部屋から眺められる中庭の満開の桜の木は、柔らかな陽射しを受け止めている。薄紅色の花びらがまるで雪のように舞い、降り積もって地面を優しい春色に染め上げていた。
(あかりが眠たくなるのも、仕方ない)
横を向いて眠っているあかりの顔は安穏としていて、一二歳という実年齢よりずっと幼く、あどけない。
(……好きだな)
あかりの寝顔を盗み見た結月は小さく微笑んだ。
幼なじみとしてももちろん大事に思っているが、結月は女の子としてもあかりのことが好きだった。
いつからだったのか、何がきっかけだったのかはわからないし、そんなことは結月にとって些末事だった。いつの間にか自然と惹かれて、あかりの全てが好きなのだ。特にころころ変わるあかりの表情は見ていて飽きることがない。

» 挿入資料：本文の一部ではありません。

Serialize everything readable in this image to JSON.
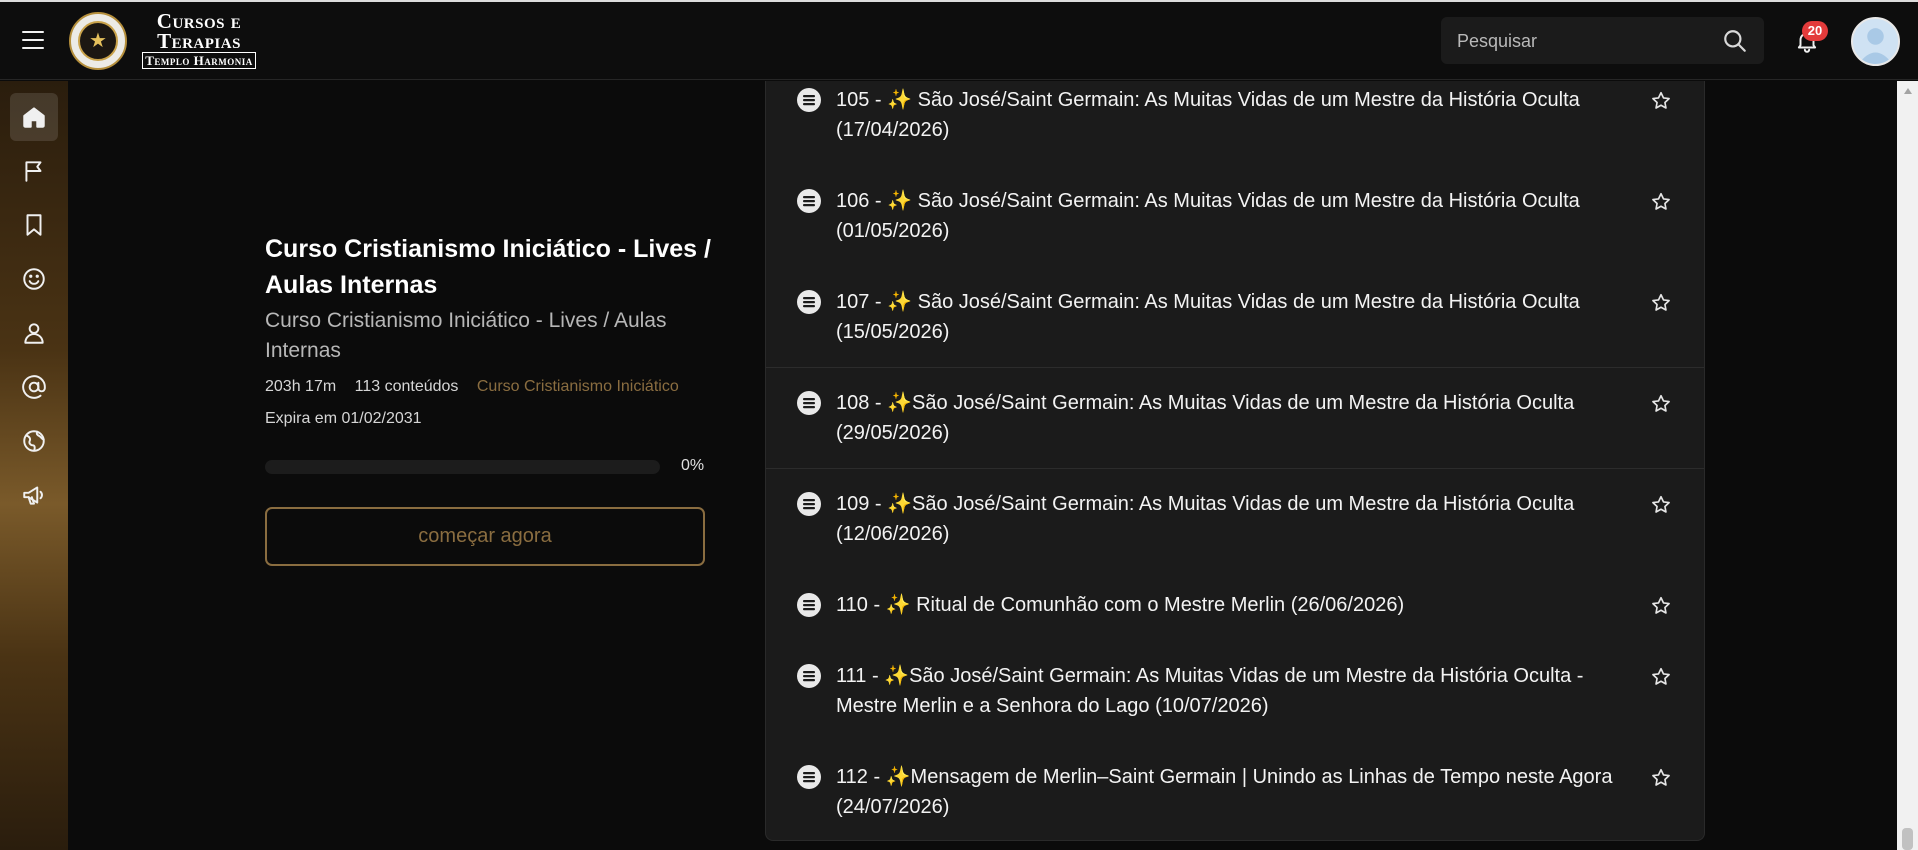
{
  "header": {
    "logo": {
      "line1": "Cursos e",
      "line2": "Terapias",
      "line3": "Templo Harmonia"
    },
    "search": {
      "placeholder": "Pesquisar"
    },
    "notifications": {
      "count": "20"
    }
  },
  "sidebar": {
    "items": [
      {
        "icon": "home-icon",
        "active": true
      },
      {
        "icon": "flag-icon"
      },
      {
        "icon": "bookmark-icon"
      },
      {
        "icon": "smile-icon"
      },
      {
        "icon": "user-icon"
      },
      {
        "icon": "at-icon"
      },
      {
        "icon": "globe-icon"
      },
      {
        "icon": "megaphone-icon"
      }
    ]
  },
  "course": {
    "title": "Curso Cristianismo Iniciático - Lives / Aulas Internas",
    "subtitle": "Curso Cristianismo Iniciático - Lives / Aulas Internas",
    "duration": "203h 17m",
    "contents": "113 conteúdos",
    "category": "Curso Cristianismo Iniciático",
    "expiry": "Expira em 01/02/2031",
    "progress": 0,
    "progress_label": "0%",
    "cta": "começar agora"
  },
  "lessons": [
    {
      "title": "105 - ✨ São José/Saint Germain: As Muitas Vidas de um Mestre da História Oculta (17/04/2026)"
    },
    {
      "title": "106 - ✨ São José/Saint Germain: As Muitas Vidas de um Mestre da História Oculta (01/05/2026)"
    },
    {
      "title": "107 - ✨ São José/Saint Germain: As Muitas Vidas de um Mestre da História Oculta (15/05/2026)"
    },
    {
      "title": "108 - ✨São José/Saint Germain: As Muitas Vidas de um Mestre da História Oculta (29/05/2026)"
    },
    {
      "title": "109 - ✨São José/Saint Germain: As Muitas Vidas de um Mestre da História Oculta (12/06/2026)"
    },
    {
      "title": "110 - ✨ Ritual de Comunhão com o Mestre Merlin (26/06/2026)"
    },
    {
      "title": "111 - ✨São José/Saint Germain: As Muitas Vidas de um Mestre da História Oculta - Mestre Merlin e a Senhora do Lago (10/07/2026)"
    },
    {
      "title": "112 - ✨Mensagem de Merlin–Saint Germain | Unindo as Linhas de Tempo neste Agora (24/07/2026)"
    }
  ],
  "colors": {
    "accent": "#8a6d40",
    "background": "#0b0b0b",
    "panel": "#1b1b1b",
    "badge": "#e33b3b"
  }
}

今の安らかな寝顔も、機嫌を損ねたときのむくれた顔も、悔しげに泣き出しそうな顔も、戦いのときの凛とした顔も、他にもたくさんの表情を結月は知っている。
(だけど、一番好きなのは、笑った顔)
あかりのきらきらとした眩しい笑顔は何にも代えがたいと思う。
一度そう思えば、結月はすぐにあかりの笑顔が見たくなった。
(起きて、くれないかな……?)
そして「おはよう」と大輪の花が咲くように笑って欲しい。
結月は物思いに耽りながらあかりの顔を見つめていたが、あかりがまつげを震わせるのを目に留めるとはっと我に返った。
あかりは上半身を起こし、数度目を瞬かせて文机と結月を交互に見た。
眠気眼をこするあかりに結月は微笑みかける。
「おはよう、あかり」
あかりはしばらくの間ぼうっとしていたが、やがて覚醒すると「おはよう、結月」と花がほころぶようにふんわり笑った。瞬間、結月の胸がどきりと高鳴る。
あかりは露ほども気づかずに、うんと伸びをした。
「私、寝ちゃってたんだね」
「……」
「結月?」
「……あ、うん。稽古に疲れてて、こんなに天気もいいなら、仕方ない」
先ほどのあかりの笑顔が忘れられない。いまなお降り積もる想いは、眼前に広がる桜吹雪に似ている。あかりの笑顔ひとつでこんなにも心をかき乱され、同時に優しい春色が胸に広がっていく。
春風に舞い上がったひとひらの桜の花びらが和室に入り込んでくる。ひらりひらりと宙で踊る花びらは、腕を伸ばしたあかりの掌の上に着地した。
「とれた! きれいだねぇ、桜の花」
あかりは手の中と中庭を順に見て、目を細めた。その顔は限りなく優しく、幸せそうなもので。
結月はあかりの横顔を見つめて、「そうだね。……きれい」と囁いた。